Friday, June 6, 2014

What's important in my education?

As the end of sophomore year approaches, I have taken useful technical classes included in my M.E. curriculum such as machining, welding, casting, and CADing.  I've also been coding for one year and can use MATLAB to do useful things for me.  Additionally, I've taken some conceptually demanding and important 300 level classes like fluid mechanics and 3D dynamics.

What I want to do this summer is apply what I have learned in these two years on a small, hands-on, one month project as a sort of experiment for testing what knowledge I have retained and if I know how to use my two years of college education in creating and solving a localized problem.

Upon completing this project, I will have gained some knowledge on the limits of myself and where my time investment of two years in college has taken me.  I can use this project as an intermediate data point between senior year of high school and senior year of university to track my progress, and perhaps use it as some motivation for coming up with my own senior project.

However, what is so significant about this?  By the end of senior year, will I have completed four years of strenuous education so that I could work on a senior project, get hired as an entry level engineer, and slowly climb my way up the corporate ladder?  Will I settle down in my hometown and wait out a mundane life until I accrue enough capital to achieve the American dream and retire?

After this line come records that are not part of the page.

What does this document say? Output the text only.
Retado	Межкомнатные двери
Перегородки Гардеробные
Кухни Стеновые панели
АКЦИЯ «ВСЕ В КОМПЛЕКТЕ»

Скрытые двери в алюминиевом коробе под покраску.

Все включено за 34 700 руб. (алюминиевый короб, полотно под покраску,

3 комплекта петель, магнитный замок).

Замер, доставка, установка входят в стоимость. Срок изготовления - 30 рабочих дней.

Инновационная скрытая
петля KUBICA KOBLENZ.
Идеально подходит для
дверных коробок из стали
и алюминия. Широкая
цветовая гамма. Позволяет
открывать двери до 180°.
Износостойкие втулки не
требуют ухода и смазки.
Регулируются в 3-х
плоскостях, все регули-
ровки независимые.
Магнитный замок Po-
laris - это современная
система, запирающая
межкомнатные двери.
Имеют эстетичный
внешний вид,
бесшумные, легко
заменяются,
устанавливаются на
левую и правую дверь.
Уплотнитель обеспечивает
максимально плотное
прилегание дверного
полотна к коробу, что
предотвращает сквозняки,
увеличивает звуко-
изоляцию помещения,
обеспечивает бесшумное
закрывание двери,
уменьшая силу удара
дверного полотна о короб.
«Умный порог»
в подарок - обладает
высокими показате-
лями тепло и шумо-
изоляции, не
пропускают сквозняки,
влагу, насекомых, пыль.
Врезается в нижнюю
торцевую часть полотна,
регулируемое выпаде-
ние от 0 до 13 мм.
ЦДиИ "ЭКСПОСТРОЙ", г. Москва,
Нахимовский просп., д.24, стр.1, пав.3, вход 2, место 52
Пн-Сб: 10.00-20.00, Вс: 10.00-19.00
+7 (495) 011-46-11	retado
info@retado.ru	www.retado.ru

No, this is not why I pursued higher education.

As cliche as this may sound, I pursued higher education and put my parents in a financially disadvantageous situation so that I can change the world in a meaningful and memorable way.  The skills I am taught in university will make me a better engineer.  How I choose to apply these skills onto the world that I perceive will determine the intensity of the impact I leave on society.

What I have to start doing is not only to continue keeping up with current events and where technology is heading, but actually take a shot at influencing the system so that I can try to shift society in the direction I want it to head in.

I need to not only think about the current big picture, but start thinking about how I will help paint the next big picture.

Building my resume, maintaining and improving my GPA, and racking up internships for the sake of approval from my future employees is just the small picture dwarfed by the importance of building my vision and gathering momentum for throwing myself into the world that has existed long before I was born and will exist long after I die.